Publié le 23/09/2014

La mortalité cardiovasculaire prématurée en France de 2008 a 2010 ainsi que les évolutions de cette mortalité depuis 2000-2002 admettent de fortes disparités selon les régions. C’est ce que montre l’étude d’Amélie Gabet et coll. présentée dans le dernier BEH. Les régions Nord-pas-de-Calais, Picardie, Haute-Normandie, Champagne-Ardenne, Auvergne et Limousin présentent ainsi des taux plus élevés que la moyenne nationale pour les cardiopathies ischémiques, les maladies cérébrovasculaires, l’insuffisance cardiaque et l’embolie pulmonaire. La mortalité prématurée par maladie cardio-vasculaire, embolie pulmonaire et insuffisance cardiaque est en outre plus élevée dans les départements d’Outremer qu’en métropole.
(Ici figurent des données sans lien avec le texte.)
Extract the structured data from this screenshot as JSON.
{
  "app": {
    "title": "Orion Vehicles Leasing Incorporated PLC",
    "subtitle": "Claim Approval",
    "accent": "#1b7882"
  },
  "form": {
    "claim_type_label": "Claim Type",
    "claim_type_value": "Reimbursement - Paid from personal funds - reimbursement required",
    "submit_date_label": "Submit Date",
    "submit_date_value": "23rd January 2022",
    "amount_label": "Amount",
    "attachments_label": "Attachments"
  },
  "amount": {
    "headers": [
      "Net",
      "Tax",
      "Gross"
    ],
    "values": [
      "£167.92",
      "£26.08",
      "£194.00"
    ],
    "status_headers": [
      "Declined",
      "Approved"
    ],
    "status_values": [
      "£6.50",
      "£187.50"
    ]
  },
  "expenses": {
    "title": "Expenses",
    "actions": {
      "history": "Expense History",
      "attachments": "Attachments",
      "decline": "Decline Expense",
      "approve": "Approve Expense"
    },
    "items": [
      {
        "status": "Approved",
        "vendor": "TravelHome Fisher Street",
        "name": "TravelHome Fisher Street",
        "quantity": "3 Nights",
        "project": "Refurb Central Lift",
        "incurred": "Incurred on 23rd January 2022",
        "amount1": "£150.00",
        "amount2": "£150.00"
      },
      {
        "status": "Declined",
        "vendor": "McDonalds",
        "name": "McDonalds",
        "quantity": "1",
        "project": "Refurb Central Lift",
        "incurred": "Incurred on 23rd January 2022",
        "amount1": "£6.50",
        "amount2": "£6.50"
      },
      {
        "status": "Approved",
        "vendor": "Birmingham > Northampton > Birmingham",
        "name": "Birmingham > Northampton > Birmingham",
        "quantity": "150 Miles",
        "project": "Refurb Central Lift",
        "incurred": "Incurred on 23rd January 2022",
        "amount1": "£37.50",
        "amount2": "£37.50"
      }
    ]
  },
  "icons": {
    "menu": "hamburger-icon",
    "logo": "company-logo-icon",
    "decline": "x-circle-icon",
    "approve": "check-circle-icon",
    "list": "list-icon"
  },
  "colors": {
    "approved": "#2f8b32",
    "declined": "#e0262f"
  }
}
Enfin, depuis 2000-2002, cette mortalité a diminué de manière hétérogène selon les régions et les pathologies : Rhône-Alpes et Alsace se distinguent par une évolution de -30% pour les cardiopathies ischémiques, les maladies cérébro-vasculaires, et l’insuffisance cardiaque ; six régions n’enregistrent pas d’évolution significative pour les maladies cardio- vasculaires (Auvergne, Basse Normandie, Bourgogne, Corse , Franche Comté et Poitou Charentes) et quatre pour l’insuffisance cardiaque (Champagne-Ardenne, Corse, Franche Comté et Poitou Charente). Pour les cardiopathies ischémiques, la diminution est significative dans toutes les régions.